The variant of solid papillary carcinoma is characterized by a very dense cellular proliferation that obscures the papillary pattern and the cystic nature of the lesion. They are usually low-grade histological lesions without necrosis and with positive estrogen receptors and absence of HER-2 expression 8 .

Treatment is the same as that for ductile carcinoma in situ. Surgery is the first treatment option. If the lesion is associated with infiltration, it should be treated according to the stage of the invasive lesion.

Adjuvant radiotherapy in intracystic papillary carcinomas is not indicated for the forms that are not associated with other types of tumors (extensive ductile carcinoma, invasive carcinoma). Hormone therapy is not justified in the non-invasive forms since it does not modify the prognosis of the disease and yet may increase morbidity by its secondary effects 9 .
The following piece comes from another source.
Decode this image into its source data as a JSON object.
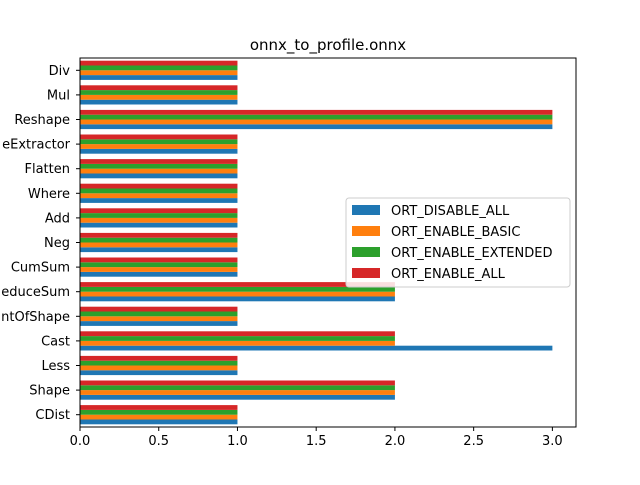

Intracystic papillary carcinomas not associated with other types of tumors have a comparatively better prognosis. When not associated with an invasive component, nodal involvement is very low, similar to when it is associated with intraductal carcinoma, but in the latter case it describes an increase in local recurrence. When an infiltrating component is associated, the frequency of axillary metastases is similar to that of infiltrating ductile carcinoma. Despite the good prognosis of this tumor, several authors have described forms of invasive intracystic papillary carcinoma with liver metastases 10 .


Intracystic papillary carcinoma is a rare tumor with a very good prognosis which mainly affects older women. Radiological studies usually show lesions with little suspicion of malignancy. The first line of treatment is surgery, and if the lesion is associated with points of infiltration it should be treated according to the stage of the invasive lesion. Adjuvant treatment in the absence of invasion is not justified.